The rise of online networking is a response to social isolation that Robert Putnam identifies in Bowling Alone. As we have become increasingly isolated with the rise of industrialism - post-industrialism - with nuclear familys and laptops etc. the individual begins to see themselves as seperate from their community ---
---"This is the paradox of ambient awareness. Each little update — each individual bit of social information — is insignificant on its own, even supremely mundane. But taken together, over time, the little snippets coalesce into a surprisingly sophisticated portrait of your friends' and family members' lives, like thousands of dots making a pointillist painting."
At first sites like Twitter and Facebook seem to give an overwhelming amount of trivial information - but this information is actually connecting people. Unlike emails these small updates do not require 100% of your attention and thus you can pursue them - forming loose but important social networks. Knowing that your teacher or your 'friend' across the world is sick - you might extend yourself in a way that has became impossible without knowing this information.

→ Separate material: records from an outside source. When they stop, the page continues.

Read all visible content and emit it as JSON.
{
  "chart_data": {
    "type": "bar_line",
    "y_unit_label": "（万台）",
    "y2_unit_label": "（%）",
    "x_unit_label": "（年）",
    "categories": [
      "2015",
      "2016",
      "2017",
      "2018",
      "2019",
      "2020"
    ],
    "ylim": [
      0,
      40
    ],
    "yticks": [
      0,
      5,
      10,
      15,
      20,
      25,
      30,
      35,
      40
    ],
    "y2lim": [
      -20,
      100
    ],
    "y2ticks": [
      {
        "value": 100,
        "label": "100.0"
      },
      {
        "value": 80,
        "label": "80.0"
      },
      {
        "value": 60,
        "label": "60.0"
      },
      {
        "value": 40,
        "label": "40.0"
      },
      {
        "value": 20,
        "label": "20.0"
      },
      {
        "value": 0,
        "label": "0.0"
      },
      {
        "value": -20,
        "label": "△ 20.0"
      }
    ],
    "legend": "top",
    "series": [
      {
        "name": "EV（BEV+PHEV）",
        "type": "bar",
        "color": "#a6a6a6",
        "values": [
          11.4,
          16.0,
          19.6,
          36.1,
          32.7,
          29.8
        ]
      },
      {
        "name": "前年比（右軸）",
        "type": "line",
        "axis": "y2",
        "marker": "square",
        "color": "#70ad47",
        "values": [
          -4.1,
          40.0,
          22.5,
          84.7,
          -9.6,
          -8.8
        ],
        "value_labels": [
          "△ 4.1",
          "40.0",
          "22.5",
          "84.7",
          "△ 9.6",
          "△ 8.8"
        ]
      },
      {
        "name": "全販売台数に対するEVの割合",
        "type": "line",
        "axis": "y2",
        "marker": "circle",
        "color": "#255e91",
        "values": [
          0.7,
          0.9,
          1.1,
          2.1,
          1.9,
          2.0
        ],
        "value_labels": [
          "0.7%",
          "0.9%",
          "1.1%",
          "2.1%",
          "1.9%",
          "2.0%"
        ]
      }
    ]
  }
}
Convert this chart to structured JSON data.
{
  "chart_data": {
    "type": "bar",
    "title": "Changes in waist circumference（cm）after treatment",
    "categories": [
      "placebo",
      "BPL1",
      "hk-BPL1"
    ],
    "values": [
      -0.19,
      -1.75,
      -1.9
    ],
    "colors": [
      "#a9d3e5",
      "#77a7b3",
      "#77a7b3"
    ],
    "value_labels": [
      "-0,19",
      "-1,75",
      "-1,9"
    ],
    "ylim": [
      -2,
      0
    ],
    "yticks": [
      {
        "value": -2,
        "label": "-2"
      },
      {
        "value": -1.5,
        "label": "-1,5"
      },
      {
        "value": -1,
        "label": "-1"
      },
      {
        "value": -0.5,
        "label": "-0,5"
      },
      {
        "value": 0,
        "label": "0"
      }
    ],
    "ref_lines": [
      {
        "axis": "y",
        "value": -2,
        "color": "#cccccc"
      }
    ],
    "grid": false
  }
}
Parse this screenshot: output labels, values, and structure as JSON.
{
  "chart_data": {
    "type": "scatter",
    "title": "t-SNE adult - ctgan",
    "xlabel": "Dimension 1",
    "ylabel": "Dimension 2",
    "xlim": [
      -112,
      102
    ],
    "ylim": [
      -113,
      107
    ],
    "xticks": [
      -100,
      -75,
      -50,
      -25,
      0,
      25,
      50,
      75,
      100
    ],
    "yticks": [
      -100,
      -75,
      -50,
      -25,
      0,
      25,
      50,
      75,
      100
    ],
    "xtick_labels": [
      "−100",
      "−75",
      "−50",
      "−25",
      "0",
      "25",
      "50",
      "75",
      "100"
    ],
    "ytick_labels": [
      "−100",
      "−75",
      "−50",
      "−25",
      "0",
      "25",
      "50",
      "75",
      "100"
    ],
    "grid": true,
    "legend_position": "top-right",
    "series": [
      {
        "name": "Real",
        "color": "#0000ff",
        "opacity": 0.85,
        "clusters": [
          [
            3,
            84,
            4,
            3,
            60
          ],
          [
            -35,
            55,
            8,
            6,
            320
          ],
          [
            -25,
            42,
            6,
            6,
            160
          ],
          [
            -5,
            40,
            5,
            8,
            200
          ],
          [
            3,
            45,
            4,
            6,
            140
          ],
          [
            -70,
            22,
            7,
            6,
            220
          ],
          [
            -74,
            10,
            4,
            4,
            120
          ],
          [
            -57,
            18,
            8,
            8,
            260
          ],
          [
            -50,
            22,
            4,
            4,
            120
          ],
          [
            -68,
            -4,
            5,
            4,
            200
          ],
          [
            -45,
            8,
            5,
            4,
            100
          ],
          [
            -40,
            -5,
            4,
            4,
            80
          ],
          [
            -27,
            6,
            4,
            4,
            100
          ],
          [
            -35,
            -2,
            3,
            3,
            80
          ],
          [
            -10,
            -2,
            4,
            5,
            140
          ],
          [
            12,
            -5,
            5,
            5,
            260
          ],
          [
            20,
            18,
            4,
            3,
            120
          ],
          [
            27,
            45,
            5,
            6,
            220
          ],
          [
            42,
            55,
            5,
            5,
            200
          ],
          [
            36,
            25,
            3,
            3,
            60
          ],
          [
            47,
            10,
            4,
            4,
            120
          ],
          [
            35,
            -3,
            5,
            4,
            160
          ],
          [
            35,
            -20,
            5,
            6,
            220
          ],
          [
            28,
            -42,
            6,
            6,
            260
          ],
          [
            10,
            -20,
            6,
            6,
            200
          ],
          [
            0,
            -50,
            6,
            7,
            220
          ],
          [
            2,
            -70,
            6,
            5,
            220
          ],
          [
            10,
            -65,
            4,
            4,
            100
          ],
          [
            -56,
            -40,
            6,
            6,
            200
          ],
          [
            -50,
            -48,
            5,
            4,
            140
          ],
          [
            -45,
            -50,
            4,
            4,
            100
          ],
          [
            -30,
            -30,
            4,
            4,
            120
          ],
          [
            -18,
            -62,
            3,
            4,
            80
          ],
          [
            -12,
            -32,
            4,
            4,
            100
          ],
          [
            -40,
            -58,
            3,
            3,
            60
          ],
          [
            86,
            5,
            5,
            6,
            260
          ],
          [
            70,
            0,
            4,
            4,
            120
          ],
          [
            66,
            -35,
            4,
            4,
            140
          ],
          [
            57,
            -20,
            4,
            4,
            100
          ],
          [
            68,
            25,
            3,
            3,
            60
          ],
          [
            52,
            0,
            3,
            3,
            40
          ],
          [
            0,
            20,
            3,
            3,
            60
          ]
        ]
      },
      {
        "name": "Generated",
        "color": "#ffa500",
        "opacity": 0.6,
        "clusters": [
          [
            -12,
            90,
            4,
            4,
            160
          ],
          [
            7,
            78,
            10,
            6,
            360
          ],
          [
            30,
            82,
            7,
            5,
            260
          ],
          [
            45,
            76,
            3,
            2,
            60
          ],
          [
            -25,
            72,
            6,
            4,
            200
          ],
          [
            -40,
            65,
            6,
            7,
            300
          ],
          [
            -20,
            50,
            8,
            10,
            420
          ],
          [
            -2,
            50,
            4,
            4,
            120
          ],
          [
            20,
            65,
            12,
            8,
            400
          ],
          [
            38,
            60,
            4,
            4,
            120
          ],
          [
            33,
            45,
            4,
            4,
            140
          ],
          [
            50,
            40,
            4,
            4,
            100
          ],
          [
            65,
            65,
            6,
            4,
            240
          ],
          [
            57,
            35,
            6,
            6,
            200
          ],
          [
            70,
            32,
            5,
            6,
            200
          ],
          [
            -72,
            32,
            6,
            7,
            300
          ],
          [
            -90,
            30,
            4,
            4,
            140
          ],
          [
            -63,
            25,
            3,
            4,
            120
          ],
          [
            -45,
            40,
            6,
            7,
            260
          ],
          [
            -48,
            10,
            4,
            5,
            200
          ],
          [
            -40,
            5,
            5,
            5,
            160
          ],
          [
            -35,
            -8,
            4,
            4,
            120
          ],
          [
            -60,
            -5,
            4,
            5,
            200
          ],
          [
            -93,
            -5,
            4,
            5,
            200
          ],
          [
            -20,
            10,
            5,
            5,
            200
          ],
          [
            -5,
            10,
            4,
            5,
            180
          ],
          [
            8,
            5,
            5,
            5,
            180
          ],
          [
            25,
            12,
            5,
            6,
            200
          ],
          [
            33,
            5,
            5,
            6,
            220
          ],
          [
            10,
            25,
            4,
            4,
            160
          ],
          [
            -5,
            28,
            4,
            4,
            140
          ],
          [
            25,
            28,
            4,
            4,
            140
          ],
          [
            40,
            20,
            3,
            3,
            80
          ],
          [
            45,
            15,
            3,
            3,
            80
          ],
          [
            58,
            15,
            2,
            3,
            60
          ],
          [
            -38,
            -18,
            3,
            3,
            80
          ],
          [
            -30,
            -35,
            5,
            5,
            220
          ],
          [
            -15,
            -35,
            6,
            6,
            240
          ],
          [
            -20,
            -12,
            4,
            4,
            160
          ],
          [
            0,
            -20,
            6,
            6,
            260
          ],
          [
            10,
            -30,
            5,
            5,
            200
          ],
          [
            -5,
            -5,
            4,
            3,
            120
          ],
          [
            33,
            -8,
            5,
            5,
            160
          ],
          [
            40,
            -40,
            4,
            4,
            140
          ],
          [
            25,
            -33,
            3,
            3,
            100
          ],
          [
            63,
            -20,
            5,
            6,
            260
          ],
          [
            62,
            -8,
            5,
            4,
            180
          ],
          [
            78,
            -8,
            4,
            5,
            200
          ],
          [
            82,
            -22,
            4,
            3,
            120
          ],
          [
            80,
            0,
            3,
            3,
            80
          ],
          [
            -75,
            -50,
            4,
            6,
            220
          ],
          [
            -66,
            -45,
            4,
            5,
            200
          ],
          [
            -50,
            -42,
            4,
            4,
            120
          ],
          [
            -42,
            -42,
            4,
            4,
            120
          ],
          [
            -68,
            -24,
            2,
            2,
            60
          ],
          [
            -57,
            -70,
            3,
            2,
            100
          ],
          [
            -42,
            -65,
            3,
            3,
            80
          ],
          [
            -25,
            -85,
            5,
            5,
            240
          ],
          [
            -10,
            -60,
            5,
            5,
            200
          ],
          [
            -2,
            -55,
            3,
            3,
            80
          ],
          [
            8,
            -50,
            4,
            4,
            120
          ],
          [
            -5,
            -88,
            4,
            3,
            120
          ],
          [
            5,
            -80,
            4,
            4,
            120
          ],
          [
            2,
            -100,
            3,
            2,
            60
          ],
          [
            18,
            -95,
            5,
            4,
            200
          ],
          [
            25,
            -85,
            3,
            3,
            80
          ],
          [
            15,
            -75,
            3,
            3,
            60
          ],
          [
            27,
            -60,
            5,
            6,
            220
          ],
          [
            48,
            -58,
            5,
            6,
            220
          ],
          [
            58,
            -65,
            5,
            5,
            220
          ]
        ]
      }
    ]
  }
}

Dunbar an anthropologist is famous for saying that 150 is the top number of contacts humans can have and still know who they are. But this number is increasing - sort of. The number of loose ties is increasing but your closest friends does not necessarily change. This helps people solve problems - I know this personally I needed to get to an appointment and my phone was dead as well as my car. I changed my facebook status to need a ride ASAP - within 30 seconds I was instant messaged by a former member of the debate team and given a ride to my appointment. These connections are making clear the potential of joining with social networks to get things done - while the most successful have always known this - it is becoming undeniable in the internet age. Everyone is only 6 clicks, 6 friends, 6 twitters away from you.
But not all is cheery - while increased loose networks can help solve problems it can also cause a loss of intimate relationships - due to 'parasocial' relationships. We become more involved in fictional TV Show characters or Celebrities than with people in our own lives. We get more tied into our weekly TV shows than our friends - but this is why the internet to me offers exciting possibilities that TV did not. TV was not interactive - it was harder to 'be the media' but now its all a click away - if we engage our creativity we can form networks of our own that encourage creativity and the causes we care about.
So it appears we are not entering an unknown world where we know everyone's business but instead returning to small town lifestyle - you cant hide anything - and that might not be so bad. We are going to have to start caring about people for who they truly are - who we all truly are. A little bad, A little good, A lot of human - The constant updating - CyborgDeva is tying her shoes, doing her homework, walking through a door way is what Thompson refers to as a highly philosophical questioning. I am reminded of practices taught in a book about the 1970's Shaman/Cultural Guru/Lucid Dreamer Carlos Castenada that said one practice to become awake in life - and in dreams was to write down what you thought every time you walked through a door way. This causes a sense of realizing what you are doing - not just walking through life on robotic autopilot but really wondering- what am I doing?
For all the cynics out there I strongly reccomend you read this article - it raised some important questions for me, and as the article implies - perhaps what we are realizing in the increased anonymity of the internet is not a loss of identity but a much stronger self-awareness.